From ce424d235f4e6a1b862ea5c2fe5fb36cfbde38e5 Mon Sep 17 00:00:00 2001
From: Sebastian Raschka <mail@sebastianraschka.com>
Date: Sun, 5 Feb 2023 08:09:46 -0600
Subject: [PATCH] Move fsdp_native to fine-tuning recommendation (#16630)

---
 docs/source-pytorch/advanced/model_parallel.rst | 4 ++--
 1 file changed, 2 insertions(+), 2 deletions(-)

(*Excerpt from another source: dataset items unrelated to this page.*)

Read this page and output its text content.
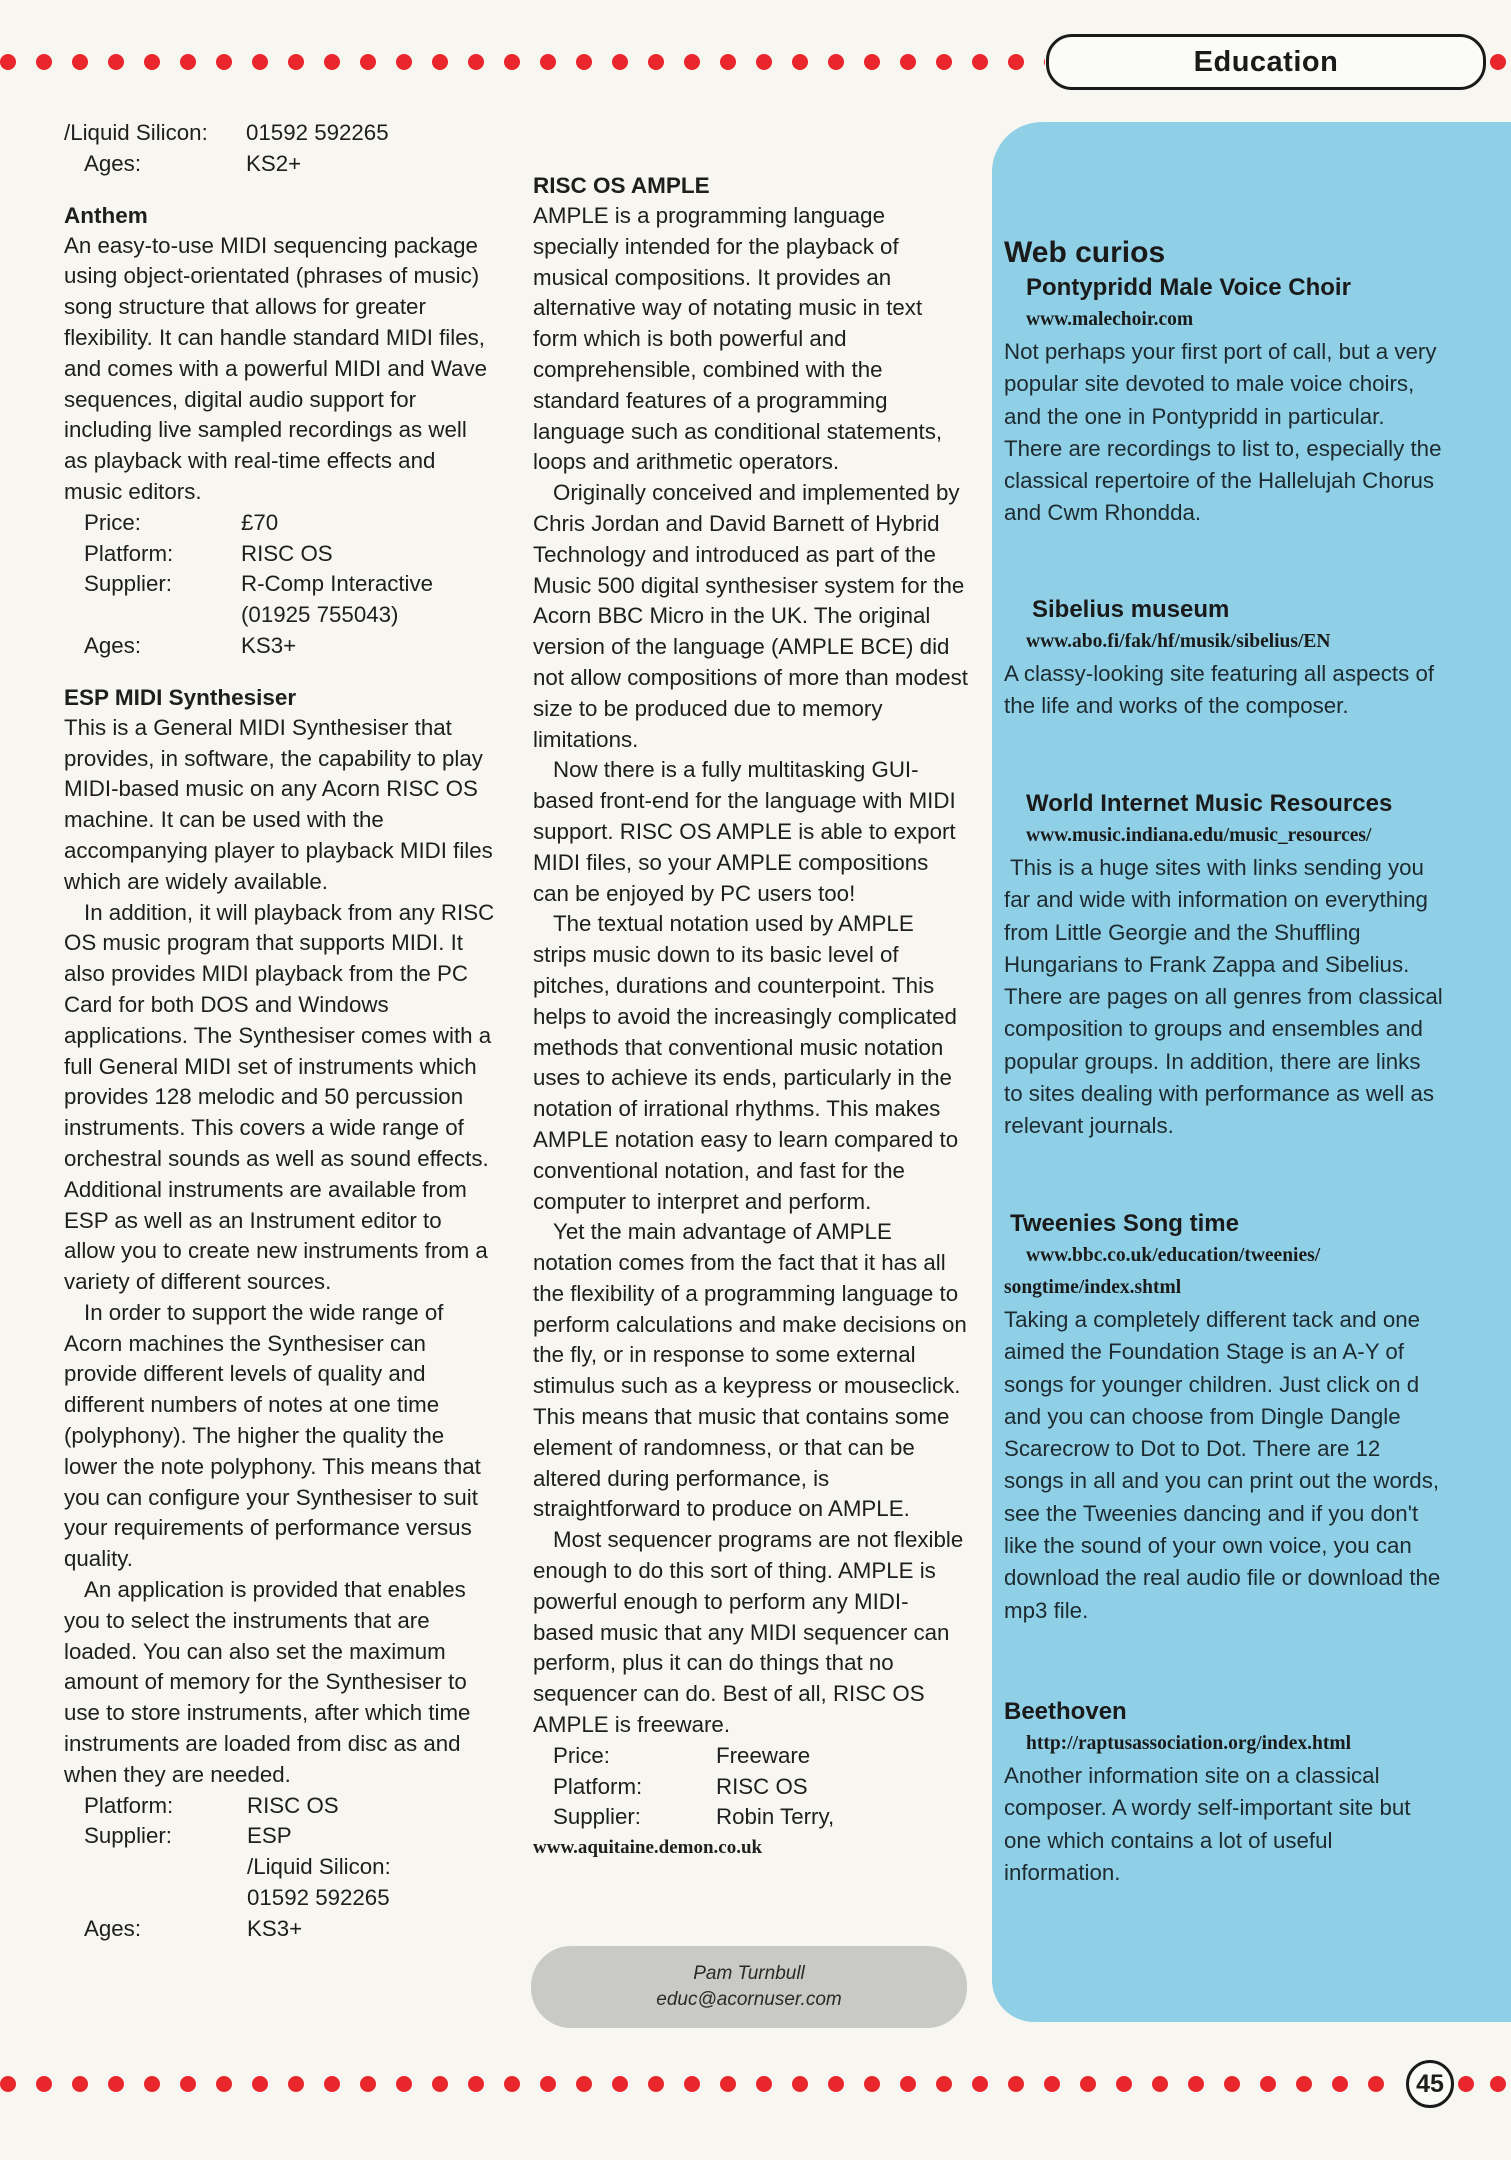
Education
45
/Liquid Silicon:	01592 592265
Ages:	KS2+
Anthem

An easy-to-use MIDI sequencing package using object-orientated (phrases of music) song structure that allows for greater flexibility. It can handle standard MIDI files, and comes with a powerful MIDI and Wave sequences, digital audio support for including live sampled recordings as well as playback with real-time effects and music editors.

Price:	£70
Platform:	RISC OS
Supplier:	R-Comp Interactive
(01925 755043)
Ages:	KS3+
ESP MIDI Synthesiser

This is a General MIDI Synthesiser that provides, in software, the capability to play MIDI-based music on any Acorn RISC OS machine. It can be used with the accompanying player to playback MIDI files which are widely available.

In addition, it will playback from any RISC OS music program that supports MIDI. It also provides MIDI playback from the PC Card for both DOS and Windows applications. The Synthesiser comes with a full General MIDI set of instruments which provides 128 melodic and 50 percussion instruments. This covers a wide range of orchestral sounds as well as sound effects. Additional instruments are available from ESP as well as an Instrument editor to allow you to create new instruments from a variety of different sources.

In order to support the wide range of Acorn machines the Synthesiser can provide different levels of quality and different numbers of notes at one time (polyphony). The higher the quality the lower the note polyphony. This means that you can configure your Synthesiser to suit your requirements of performance versus quality.

An application is provided that enables you to select the instruments that are loaded. You can also set the maximum amount of memory for the Synthesiser to use to store instruments, after which time instruments are loaded from disc as and when they are needed.

Platform:	RISC OS
Supplier:	ESP
/Liquid Silicon:
01592 592265
Ages:	KS3+
RISC OS AMPLE

AMPLE is a programming language specially intended for the playback of musical compositions. It provides an alternative way of notating music in text form which is both powerful and comprehensible, combined with the standard features of a programming language such as conditional statements, loops and arithmetic operators.

Originally conceived and implemented by Chris Jordan and David Barnett of Hybrid Technology and introduced as part of the Music 500 digital synthesiser system for the Acorn BBC Micro in the UK. The original version of the language (AMPLE BCE) did not allow compositions of more than modest size to be produced due to memory limitations.

Now there is a fully multitasking GUI-based front-end for the language with MIDI support. RISC OS AMPLE is able to export MIDI files, so your AMPLE compositions can be enjoyed by PC users too!

The textual notation used by AMPLE strips music down to its basic level of pitches, durations and counterpoint. This helps to avoid the increasingly complicated methods that conventional music notation uses to achieve its ends, particularly in the notation of irrational rhythms. This makes AMPLE notation easy to learn compared to conventional notation, and fast for the computer to interpret and perform.

Yet the main advantage of AMPLE notation comes from the fact that it has all the flexibility of a programming language to perform calculations and make decisions on the fly, or in response to some external stimulus such as a keypress or mouseclick. This means that music that contains some element of randomness, or that can be altered during performance, is straightforward to produce on AMPLE.

Most sequencer programs are not flexible enough to do this sort of thing. AMPLE is powerful enough to perform any MIDI-based music that any MIDI sequencer can perform, plus it can do things that no sequencer can do. Best of all, RISC OS AMPLE is freeware.

Price:	Freeware
Platform:	RISC OS
Supplier:	Robin Terry,
www.aquitaine.demon.co.uk
Pam Turnbull
educ@acornuser.com
Web curios
Pontypridd Male Voice Choir
www.malechoir.com

Not perhaps your first port of call, but a very popular site devoted to male voice choirs, and the one in Pontypridd in particular. There are recordings to list to, especially the classical repertoire of the Hallelujah Chorus and Cwm Rhondda.

Sibelius museum
www.abo.fi/fak/hf/musik/sibelius/EN

A classy-looking site featuring all aspects of the life and works of the composer.

World Internet Music Resources
www.music.indiana.edu/music_resources/

This is a huge sites with links sending you far and wide with information on everything from Little Georgie and the Shuffling Hungarians to Frank Zappa and Sibelius. There are pages on all genres from classical composition to groups and ensembles and popular groups. In addition, there are links to sites dealing with performance as well as relevant journals.

Tweenies Song time
www.bbc.co.uk/education/tweenies/
songtime/index.shtml

Taking a completely different tack and one aimed the Foundation Stage is an A-Y of songs for younger children. Just click on d and you can choose from Dingle Dangle Scarecrow to Dot to Dot. There are 12 songs in all and you can print out the words, see the Tweenies dancing and if you don't like the sound of your own voice, you can download the real audio file or download the mp3 file.

Beethoven
http://raptusassociation.org/index.html

Another information site on a classical composer. A wordy self-important site but one which contains a lot of useful information.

diff --git a/docs/source-pytorch/advanced/model_parallel.rst b/docs/source-pytorch/advanced/model_parallel.rst
index fd1610a232..3b1fe1bf9f 100644
--- a/docs/source-pytorch/advanced/model_parallel.rst
+++ b/docs/source-pytorch/advanced/model_parallel.rst
@@ -36,8 +36,8 @@ This means we cannot sacrifice throughput as much as if we were fine-tuning, bec
 
 Overall:
 
-* When **fine-tuning** a model, use advanced memory efficient strategies such as :ref:`deepspeed-zero-stage-3` or :ref:`deepspeed-zero-stage-3-offload`, allowing you to fine-tune larger models if you are limited on compute
-* When **pre-training** a model, use simpler optimizations such :ref:`sharded-training`, :ref:`deepspeed-zero-stage-2` or :ref:`fully-sharded-training`, scaling the number of GPUs to reach larger parameter sizes
+* When **fine-tuning** a model, use advanced memory efficient strategies such as :ref:`fully-sharded-training`, :ref:`deepspeed-zero-stage-3` or :ref:`deepspeed-zero-stage-3-offload`, allowing you to fine-tune larger models if you are limited on compute
+* When **pre-training** a model, use simpler optimizations such :ref:`sharded-training` or :ref:`deepspeed-zero-stage-2`, scaling the number of GPUs to reach larger parameter sizes
 * For both fine-tuning and pre-training, use :ref:`deepspeed-activation-checkpointing` as the throughput degradation is not significant
 
 For example when using 128 GPUs, you can **pre-train** large 10 to 20 Billion parameter models using :ref:`deepspeed-zero-stage-2` without having to take a performance hit with more advanced optimized multi-gpu strategy.